Some of the older apple trees the brothers plowed up in the orchard were replaced with peach trees. One of the varieties is a Carolina Belle, which rivals the Georgia Belle.
“Look at the size of these peaches,” Dean said. “They’re bigger and sweeter than the Georgia Belle. They’re big, white peaches.”
They said the popular White Lady is also sweeter than the Georgia Belle.
The Barnwells also planted some nectarine trees which were growing well.
“The peaches and nectarines give us an early money crop before the apples come in,” Dean said.
The Barnwells sell their peach crop at their roadside stand and packing house on U.S. 64 East. Their mother, Gladys, also sells the peaches at the Henderson County Curb Market on Church Street in Hendersonville, along with their home-made apple ciders.
Plenty of apple cider is available, from sweet cider to mulled cider to cider flavored with cherry, grape, banana and cranapple.
“Everything has apple juice in it,” she said.

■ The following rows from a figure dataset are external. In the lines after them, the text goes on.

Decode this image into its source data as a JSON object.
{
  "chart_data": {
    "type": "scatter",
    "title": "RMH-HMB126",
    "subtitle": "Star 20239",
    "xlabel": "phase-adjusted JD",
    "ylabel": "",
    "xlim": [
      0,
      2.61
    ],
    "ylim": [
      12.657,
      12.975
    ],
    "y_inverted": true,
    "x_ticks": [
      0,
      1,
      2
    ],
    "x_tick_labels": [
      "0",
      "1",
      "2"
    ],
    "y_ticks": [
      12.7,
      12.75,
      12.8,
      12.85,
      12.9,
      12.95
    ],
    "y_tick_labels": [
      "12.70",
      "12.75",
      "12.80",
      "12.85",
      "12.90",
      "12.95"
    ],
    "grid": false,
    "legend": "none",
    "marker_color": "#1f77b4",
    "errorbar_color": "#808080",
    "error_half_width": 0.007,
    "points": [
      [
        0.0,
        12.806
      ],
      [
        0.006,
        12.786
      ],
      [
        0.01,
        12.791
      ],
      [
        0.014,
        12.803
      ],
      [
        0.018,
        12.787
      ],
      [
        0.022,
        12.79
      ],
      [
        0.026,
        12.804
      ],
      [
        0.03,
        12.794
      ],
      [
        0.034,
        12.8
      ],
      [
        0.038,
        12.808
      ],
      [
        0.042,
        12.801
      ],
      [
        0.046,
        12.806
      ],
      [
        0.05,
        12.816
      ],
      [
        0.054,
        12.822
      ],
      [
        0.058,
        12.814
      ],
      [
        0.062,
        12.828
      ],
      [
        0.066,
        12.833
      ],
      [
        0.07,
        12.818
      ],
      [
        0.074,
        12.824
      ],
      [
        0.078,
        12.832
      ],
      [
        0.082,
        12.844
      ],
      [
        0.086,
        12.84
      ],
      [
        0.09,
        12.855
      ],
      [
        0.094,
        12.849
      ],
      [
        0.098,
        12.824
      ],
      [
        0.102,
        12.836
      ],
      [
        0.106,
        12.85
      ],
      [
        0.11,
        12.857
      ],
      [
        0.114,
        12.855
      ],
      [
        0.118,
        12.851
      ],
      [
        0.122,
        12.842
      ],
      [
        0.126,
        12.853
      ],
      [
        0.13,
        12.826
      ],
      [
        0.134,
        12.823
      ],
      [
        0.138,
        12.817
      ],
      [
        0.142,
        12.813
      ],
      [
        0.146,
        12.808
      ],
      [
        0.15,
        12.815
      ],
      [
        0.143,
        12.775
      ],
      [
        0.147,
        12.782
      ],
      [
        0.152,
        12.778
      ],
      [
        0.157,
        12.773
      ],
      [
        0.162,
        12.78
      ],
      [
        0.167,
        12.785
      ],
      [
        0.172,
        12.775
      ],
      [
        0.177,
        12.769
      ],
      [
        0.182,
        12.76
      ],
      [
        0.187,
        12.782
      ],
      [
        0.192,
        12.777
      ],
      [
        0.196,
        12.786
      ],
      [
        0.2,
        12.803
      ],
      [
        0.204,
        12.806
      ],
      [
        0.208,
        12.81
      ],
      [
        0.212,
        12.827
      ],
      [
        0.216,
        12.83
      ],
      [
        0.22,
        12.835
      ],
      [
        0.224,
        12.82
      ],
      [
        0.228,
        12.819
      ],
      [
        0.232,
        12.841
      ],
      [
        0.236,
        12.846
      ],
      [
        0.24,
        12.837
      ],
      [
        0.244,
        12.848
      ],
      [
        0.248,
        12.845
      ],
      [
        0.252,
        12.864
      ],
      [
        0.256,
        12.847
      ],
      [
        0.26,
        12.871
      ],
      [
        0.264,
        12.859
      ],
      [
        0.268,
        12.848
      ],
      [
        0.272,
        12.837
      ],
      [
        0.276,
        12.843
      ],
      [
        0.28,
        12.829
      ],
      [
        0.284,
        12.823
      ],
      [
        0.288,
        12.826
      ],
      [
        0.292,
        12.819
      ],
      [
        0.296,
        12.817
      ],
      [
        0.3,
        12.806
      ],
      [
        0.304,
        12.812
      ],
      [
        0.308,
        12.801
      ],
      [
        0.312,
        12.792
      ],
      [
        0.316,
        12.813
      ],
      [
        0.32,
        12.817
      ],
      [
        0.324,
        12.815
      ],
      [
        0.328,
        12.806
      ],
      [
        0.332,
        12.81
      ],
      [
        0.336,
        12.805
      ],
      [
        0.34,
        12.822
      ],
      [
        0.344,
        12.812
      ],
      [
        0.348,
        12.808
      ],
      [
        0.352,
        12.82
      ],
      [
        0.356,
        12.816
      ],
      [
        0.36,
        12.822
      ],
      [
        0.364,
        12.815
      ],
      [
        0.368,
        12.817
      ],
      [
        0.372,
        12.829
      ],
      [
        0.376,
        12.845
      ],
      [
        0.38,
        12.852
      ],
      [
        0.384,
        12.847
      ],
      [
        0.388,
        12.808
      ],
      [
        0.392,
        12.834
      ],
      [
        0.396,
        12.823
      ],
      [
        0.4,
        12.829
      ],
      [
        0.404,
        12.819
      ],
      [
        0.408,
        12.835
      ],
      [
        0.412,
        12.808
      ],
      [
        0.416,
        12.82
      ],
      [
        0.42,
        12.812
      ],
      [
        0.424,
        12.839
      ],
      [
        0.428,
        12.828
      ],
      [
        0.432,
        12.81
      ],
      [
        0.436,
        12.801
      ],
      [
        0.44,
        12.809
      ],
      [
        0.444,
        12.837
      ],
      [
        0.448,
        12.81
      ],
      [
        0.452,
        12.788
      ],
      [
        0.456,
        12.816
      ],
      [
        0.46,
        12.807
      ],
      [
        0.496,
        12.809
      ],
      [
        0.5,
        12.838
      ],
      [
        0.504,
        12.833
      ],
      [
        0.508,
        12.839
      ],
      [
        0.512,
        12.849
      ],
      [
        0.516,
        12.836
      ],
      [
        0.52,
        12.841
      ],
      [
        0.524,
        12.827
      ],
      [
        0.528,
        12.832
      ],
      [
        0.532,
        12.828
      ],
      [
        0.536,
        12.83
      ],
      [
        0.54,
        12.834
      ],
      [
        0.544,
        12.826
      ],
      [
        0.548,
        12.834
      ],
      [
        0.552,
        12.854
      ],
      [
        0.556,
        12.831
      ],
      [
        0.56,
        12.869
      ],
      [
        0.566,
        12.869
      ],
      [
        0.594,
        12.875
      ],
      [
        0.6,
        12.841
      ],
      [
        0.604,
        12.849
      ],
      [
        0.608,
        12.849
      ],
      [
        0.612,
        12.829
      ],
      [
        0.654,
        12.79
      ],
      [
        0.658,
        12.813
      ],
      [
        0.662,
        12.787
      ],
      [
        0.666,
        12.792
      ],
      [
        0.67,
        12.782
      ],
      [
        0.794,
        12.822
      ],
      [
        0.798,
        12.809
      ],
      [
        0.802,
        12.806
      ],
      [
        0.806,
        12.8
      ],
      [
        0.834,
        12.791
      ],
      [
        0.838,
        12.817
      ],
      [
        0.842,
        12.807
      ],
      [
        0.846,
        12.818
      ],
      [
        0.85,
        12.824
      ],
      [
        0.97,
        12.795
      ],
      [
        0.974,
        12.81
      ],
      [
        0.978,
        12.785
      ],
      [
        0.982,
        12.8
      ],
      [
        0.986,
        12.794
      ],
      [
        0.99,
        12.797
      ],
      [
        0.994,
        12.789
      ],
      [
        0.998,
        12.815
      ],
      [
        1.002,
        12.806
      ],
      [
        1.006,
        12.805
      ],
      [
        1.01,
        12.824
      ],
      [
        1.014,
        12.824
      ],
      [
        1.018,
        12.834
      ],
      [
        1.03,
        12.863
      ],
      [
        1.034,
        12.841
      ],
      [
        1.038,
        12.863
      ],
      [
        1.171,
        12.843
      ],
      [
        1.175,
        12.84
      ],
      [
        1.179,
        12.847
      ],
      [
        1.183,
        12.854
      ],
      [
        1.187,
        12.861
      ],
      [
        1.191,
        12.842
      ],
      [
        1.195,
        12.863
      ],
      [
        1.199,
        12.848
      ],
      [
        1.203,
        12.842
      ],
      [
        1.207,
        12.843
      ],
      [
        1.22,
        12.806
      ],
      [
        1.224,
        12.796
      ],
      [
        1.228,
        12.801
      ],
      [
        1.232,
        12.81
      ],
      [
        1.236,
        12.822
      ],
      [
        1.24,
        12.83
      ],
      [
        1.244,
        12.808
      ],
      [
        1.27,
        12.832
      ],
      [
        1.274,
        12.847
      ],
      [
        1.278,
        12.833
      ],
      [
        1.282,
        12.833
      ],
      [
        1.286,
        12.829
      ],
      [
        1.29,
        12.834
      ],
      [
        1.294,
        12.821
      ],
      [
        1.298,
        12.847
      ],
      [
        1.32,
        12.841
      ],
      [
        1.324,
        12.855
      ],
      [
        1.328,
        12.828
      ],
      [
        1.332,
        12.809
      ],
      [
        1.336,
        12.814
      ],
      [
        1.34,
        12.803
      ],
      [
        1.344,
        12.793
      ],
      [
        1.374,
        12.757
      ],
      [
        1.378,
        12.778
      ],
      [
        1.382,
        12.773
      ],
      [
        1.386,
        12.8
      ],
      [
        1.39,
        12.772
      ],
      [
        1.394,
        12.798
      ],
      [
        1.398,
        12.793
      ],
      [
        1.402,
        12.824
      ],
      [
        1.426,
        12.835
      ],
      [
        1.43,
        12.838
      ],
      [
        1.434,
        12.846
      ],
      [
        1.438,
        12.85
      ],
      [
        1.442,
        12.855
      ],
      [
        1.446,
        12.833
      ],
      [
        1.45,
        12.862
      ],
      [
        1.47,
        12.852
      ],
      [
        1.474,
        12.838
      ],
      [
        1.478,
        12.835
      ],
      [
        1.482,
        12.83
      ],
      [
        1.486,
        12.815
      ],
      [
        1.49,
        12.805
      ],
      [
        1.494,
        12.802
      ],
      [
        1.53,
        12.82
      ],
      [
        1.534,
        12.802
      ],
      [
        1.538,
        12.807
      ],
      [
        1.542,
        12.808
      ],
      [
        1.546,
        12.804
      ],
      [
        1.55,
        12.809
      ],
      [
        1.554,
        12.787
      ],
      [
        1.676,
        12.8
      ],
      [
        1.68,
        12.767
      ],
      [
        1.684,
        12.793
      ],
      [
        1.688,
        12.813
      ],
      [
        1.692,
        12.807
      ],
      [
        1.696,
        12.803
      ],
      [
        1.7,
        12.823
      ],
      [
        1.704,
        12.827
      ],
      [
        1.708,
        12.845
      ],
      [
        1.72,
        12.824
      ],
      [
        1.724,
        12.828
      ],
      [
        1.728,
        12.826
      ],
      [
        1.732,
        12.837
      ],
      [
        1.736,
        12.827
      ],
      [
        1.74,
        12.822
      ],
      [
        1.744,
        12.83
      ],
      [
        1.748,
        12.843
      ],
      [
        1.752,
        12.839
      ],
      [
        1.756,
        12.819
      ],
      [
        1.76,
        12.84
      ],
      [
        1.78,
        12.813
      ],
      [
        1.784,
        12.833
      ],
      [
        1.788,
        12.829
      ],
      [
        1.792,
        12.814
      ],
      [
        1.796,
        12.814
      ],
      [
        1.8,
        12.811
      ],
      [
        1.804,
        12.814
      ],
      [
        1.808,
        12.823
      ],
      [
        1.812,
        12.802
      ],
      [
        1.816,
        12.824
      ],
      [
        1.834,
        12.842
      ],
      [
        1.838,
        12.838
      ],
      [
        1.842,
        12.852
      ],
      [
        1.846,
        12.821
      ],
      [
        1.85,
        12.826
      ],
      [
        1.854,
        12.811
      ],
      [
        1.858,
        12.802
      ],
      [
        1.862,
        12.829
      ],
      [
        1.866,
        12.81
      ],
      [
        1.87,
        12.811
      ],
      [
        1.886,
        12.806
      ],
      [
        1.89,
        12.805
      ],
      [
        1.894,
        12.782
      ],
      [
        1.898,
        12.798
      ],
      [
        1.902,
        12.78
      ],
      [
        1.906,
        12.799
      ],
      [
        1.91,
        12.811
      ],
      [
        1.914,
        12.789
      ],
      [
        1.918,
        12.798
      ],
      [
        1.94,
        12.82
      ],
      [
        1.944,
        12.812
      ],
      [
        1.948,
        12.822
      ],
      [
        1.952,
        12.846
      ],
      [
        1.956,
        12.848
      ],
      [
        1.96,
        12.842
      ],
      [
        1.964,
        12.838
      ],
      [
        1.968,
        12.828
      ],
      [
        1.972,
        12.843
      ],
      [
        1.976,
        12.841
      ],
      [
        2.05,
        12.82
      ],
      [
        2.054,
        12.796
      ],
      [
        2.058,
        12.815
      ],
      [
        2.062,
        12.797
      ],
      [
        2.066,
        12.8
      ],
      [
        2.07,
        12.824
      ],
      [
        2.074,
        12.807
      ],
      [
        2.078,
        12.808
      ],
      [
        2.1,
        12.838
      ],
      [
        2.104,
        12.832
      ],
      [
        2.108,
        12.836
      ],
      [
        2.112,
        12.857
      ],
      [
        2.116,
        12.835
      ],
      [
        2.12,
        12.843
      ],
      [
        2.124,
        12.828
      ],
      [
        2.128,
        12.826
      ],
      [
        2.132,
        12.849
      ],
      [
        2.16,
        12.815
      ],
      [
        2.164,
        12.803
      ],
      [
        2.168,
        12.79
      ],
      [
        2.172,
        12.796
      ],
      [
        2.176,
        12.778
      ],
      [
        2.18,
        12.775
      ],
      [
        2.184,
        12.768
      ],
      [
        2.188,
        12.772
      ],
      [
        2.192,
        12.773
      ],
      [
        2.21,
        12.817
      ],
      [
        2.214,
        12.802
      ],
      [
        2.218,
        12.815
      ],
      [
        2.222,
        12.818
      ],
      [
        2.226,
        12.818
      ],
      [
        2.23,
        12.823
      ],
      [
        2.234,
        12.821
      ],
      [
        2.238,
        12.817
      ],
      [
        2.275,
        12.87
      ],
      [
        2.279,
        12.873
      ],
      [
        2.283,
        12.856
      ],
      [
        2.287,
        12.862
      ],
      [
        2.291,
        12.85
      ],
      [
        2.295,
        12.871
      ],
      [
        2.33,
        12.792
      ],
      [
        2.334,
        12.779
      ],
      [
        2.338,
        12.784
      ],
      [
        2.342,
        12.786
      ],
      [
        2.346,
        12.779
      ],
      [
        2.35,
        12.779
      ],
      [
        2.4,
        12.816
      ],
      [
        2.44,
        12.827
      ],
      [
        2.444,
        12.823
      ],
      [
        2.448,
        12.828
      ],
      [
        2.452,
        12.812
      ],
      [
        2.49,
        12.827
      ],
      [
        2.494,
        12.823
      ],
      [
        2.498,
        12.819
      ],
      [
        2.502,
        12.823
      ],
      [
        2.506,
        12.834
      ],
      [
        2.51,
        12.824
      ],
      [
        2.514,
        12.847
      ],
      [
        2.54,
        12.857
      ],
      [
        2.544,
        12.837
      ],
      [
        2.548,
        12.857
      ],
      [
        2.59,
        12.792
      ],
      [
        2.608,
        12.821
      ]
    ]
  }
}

For almost 70 years she has been selling her items at the market. Along with fresh fruits and cider, she sells sourwood honey and mountain wildflower honey.
“People even come from South Carolina to get our peaches,” Don Barnwell said.
Different varieties mature at varying times.
Gladys Barnwell believes it was a rumor people started that sweet, juicy peaches couldn’t be grown in Western North Carolina and the best peaches were from South Carolina and Georgia.
“Anything they can do, we can do better,” she said.